Resenha: A Correspondência de uma Estação de Cura, de João do Rio

 


“A Correspondência de uma Estação de Cura” é caso raro na literatura brasileira: um romance epistolar, isto é, com sua prosa composta por cartas. Igual a este temos, na literatura alemã, o famoso “Os Sofrimentos do Jovem Werther”, de Goethe. Mais curioso que a maneira como o romance é construído é, para mim, o fato de que ele se passa em minha cidade, a pequena Poços de Caldas, que há um século era uma das mais disputadas estações termais do Brasil. Li o livro, que há muito conhecia de nome é me intrigava, por ocasião dos 150 anos da cidade.
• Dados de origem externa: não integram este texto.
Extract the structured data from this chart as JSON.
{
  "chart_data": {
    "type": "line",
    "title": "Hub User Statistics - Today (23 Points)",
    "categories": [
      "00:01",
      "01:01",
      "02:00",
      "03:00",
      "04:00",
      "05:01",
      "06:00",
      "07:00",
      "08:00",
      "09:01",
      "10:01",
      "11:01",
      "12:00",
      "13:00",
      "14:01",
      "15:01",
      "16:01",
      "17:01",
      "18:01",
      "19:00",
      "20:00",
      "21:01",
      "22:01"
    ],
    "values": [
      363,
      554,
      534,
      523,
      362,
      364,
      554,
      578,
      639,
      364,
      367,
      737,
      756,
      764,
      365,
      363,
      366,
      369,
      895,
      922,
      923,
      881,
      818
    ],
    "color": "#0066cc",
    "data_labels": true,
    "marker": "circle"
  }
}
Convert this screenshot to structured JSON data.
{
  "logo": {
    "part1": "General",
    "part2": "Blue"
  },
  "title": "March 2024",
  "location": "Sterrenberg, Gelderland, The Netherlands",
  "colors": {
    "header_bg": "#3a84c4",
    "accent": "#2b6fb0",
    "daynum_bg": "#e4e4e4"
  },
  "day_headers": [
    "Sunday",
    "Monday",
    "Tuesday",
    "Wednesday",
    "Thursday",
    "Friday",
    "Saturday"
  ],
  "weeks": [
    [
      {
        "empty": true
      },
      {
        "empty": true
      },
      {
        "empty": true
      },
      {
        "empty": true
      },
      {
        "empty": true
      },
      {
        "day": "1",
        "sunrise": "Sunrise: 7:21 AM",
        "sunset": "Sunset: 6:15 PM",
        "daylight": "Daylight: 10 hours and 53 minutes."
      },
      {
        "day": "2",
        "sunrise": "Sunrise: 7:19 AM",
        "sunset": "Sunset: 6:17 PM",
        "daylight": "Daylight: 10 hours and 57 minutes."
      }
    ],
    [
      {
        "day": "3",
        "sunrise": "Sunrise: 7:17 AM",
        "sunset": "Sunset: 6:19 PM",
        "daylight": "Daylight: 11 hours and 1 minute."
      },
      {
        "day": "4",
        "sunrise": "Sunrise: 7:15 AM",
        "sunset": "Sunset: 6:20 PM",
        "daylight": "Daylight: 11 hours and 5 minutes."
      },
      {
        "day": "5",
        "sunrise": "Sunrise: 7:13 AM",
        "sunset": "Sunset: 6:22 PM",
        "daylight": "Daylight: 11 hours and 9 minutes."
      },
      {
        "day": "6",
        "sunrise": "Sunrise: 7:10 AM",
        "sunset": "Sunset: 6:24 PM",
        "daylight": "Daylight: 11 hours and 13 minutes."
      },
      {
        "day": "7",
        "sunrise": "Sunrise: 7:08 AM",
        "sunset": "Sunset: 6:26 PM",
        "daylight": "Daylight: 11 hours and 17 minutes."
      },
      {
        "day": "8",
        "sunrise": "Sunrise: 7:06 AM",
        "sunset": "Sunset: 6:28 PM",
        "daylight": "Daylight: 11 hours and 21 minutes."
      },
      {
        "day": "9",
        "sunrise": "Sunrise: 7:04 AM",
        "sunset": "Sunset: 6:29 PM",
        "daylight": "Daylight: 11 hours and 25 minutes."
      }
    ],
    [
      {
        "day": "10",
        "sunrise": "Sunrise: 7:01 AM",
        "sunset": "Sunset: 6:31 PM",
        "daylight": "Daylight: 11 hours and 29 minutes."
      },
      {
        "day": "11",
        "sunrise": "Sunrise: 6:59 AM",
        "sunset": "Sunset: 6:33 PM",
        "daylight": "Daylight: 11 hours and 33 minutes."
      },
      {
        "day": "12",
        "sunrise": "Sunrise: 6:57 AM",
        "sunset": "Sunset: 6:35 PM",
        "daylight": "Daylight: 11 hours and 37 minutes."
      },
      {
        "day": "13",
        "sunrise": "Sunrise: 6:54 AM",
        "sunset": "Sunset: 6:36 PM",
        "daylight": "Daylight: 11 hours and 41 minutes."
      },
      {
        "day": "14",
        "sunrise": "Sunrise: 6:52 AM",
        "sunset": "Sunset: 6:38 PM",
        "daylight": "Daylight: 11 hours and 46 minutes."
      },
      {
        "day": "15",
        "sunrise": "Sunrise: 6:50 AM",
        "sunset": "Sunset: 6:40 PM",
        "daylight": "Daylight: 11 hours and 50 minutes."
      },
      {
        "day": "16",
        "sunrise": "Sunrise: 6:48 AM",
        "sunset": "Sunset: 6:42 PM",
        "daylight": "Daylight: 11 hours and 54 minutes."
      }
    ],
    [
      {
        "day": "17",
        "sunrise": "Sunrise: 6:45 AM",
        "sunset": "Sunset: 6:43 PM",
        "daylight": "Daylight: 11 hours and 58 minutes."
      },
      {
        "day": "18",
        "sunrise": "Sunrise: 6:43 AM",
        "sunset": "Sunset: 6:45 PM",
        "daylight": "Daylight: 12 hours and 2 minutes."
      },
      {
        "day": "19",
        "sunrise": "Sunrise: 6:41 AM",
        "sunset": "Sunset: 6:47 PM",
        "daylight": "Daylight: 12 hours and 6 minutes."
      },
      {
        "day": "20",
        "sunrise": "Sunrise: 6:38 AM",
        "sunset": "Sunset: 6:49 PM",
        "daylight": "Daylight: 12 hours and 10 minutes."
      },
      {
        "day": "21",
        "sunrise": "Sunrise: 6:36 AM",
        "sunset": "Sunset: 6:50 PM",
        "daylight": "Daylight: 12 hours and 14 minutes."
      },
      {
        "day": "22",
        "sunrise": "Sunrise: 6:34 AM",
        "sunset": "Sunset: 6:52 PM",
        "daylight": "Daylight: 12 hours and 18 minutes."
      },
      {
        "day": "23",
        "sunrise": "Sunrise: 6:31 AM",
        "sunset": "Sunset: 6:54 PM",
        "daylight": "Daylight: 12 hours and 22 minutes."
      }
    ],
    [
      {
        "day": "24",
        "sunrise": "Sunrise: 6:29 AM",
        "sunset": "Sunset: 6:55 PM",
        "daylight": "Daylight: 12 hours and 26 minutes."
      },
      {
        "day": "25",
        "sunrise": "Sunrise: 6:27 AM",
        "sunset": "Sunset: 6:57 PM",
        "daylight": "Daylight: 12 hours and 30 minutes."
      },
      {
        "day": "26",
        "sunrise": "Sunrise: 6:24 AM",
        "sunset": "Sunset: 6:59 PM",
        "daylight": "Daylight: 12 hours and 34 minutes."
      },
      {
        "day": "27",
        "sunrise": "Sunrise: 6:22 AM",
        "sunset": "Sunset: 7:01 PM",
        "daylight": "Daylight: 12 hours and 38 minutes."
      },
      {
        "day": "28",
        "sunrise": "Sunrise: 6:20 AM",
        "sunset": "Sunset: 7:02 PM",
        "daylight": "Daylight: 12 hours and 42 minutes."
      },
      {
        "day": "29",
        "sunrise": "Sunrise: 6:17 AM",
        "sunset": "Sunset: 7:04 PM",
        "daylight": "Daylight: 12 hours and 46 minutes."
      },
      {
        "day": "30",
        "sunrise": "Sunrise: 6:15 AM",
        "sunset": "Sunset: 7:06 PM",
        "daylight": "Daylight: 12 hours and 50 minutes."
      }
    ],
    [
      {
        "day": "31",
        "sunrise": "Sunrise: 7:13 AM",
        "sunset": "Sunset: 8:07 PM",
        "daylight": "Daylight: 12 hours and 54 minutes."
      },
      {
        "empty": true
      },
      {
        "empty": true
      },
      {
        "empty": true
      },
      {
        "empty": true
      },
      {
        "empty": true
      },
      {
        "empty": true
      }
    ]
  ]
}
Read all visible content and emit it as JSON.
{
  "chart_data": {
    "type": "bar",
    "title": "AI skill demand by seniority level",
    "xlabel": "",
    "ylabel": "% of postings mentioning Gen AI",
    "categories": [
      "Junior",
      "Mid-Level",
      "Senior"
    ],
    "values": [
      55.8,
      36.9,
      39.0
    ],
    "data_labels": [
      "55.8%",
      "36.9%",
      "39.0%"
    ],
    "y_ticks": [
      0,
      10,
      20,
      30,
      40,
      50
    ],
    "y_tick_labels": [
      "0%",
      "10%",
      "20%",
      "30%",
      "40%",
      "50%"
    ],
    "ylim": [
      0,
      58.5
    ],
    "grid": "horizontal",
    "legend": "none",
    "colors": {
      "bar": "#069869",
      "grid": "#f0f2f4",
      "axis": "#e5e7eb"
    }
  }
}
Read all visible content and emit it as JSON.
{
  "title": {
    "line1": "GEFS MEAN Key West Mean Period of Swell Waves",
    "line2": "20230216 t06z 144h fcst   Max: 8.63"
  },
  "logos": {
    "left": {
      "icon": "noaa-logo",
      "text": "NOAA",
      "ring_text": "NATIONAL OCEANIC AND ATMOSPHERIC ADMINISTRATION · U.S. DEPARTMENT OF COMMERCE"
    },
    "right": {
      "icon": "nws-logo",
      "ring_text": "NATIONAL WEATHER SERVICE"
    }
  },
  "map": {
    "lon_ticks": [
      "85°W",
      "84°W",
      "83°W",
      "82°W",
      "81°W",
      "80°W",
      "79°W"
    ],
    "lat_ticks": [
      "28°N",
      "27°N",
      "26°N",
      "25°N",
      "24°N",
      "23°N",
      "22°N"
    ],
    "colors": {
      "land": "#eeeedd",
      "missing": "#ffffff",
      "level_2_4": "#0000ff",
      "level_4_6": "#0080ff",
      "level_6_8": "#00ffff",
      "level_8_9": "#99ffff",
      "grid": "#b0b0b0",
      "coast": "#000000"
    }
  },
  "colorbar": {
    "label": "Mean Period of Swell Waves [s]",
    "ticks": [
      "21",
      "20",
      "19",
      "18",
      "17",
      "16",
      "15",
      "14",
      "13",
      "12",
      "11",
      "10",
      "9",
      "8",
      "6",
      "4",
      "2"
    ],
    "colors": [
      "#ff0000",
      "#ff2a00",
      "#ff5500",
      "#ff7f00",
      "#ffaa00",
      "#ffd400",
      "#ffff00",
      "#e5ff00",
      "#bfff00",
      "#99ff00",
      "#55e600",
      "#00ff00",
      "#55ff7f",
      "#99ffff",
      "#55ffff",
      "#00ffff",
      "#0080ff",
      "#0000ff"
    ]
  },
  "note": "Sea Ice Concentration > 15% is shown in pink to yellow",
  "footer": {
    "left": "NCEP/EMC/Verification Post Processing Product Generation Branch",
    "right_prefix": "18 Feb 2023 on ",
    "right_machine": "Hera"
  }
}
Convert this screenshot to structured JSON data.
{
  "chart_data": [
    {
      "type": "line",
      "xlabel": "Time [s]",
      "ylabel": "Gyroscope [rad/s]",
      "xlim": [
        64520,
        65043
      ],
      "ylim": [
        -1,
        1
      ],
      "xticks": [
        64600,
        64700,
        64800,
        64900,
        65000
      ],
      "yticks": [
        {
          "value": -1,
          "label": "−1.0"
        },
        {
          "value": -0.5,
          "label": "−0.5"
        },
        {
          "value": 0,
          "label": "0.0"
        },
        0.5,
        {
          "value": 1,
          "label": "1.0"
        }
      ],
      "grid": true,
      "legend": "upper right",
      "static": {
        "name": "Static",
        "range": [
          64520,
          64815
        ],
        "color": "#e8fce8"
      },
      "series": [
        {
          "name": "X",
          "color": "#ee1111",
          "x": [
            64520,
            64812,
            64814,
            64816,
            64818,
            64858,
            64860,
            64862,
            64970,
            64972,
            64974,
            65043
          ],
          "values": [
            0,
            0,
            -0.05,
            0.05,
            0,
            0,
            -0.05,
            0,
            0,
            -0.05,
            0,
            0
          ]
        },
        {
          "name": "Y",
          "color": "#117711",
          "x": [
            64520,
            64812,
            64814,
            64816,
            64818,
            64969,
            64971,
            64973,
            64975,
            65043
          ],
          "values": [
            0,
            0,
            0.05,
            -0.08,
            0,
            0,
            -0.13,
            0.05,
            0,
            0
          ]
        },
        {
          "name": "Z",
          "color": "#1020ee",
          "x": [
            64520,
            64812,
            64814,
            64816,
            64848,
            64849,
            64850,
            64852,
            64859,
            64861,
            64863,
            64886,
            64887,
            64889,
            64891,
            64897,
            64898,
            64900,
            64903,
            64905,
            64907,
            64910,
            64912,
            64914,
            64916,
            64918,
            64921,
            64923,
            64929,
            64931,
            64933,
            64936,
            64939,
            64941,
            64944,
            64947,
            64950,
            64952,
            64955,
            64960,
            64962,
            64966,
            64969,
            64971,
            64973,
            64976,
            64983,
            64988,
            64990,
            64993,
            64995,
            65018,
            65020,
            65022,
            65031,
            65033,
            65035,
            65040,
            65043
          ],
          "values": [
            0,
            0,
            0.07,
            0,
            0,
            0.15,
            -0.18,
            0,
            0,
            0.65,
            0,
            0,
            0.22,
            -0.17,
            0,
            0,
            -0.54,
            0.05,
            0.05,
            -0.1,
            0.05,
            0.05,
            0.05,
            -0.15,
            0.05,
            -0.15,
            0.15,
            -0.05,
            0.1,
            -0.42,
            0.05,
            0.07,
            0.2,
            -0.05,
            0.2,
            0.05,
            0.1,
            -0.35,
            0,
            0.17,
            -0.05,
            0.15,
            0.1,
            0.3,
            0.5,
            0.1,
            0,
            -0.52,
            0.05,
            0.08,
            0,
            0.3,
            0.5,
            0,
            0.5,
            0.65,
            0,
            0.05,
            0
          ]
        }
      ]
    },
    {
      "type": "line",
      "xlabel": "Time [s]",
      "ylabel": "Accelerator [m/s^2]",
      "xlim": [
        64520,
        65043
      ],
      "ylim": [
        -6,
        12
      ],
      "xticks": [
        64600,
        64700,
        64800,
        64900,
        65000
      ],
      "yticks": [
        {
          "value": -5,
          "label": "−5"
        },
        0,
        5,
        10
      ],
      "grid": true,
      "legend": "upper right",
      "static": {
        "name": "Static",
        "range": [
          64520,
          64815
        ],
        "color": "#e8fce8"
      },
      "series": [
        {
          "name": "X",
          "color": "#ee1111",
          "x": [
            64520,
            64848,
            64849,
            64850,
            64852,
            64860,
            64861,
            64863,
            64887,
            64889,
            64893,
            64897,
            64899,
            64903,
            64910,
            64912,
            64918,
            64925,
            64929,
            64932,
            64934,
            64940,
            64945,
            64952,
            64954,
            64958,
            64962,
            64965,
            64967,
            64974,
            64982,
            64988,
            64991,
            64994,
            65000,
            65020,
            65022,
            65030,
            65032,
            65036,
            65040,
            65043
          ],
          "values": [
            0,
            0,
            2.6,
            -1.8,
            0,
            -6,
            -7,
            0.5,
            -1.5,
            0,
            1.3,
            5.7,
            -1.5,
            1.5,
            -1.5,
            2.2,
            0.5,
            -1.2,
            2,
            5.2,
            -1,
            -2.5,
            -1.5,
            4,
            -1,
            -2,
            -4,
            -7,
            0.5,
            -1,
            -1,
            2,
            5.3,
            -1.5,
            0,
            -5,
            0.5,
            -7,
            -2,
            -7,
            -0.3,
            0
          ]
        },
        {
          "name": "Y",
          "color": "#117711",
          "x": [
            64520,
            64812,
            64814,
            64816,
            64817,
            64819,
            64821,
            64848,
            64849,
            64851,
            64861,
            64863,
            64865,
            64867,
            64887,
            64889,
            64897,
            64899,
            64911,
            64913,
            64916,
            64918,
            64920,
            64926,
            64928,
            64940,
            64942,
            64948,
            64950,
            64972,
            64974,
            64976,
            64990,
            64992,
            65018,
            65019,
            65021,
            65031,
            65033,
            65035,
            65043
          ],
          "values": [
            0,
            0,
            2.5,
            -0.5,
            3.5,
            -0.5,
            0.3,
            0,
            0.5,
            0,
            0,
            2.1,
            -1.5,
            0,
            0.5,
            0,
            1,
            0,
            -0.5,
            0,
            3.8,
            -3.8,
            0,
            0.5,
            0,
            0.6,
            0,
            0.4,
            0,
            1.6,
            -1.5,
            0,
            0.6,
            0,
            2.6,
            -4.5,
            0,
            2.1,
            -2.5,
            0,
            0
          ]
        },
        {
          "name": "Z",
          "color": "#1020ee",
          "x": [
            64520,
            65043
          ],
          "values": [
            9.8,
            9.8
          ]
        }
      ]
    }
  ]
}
As cartas são escritas por todos os tipos que se encontravam na estância na temporada de 1917: gente da elite paulista e carioca, jovens mancebos com segundas intenções, criados de hóspedes, um gerente de um hotel, moças buscando ao mesmo tempo a diversão e o amor, uma cantora que usa um pseudônimo para nunca descobrirem que, para ganhar a vida, ela cantava em estações termais. Em uma carta é possível encontrar passagens já narradas por outras missivas, o que é bastante interessante, um verdadeiro deleite literário - muito semelhante aos “Easter eggs”, às referências brincalhonas que aparecem vez e outra em filmes de um universo compartilhado.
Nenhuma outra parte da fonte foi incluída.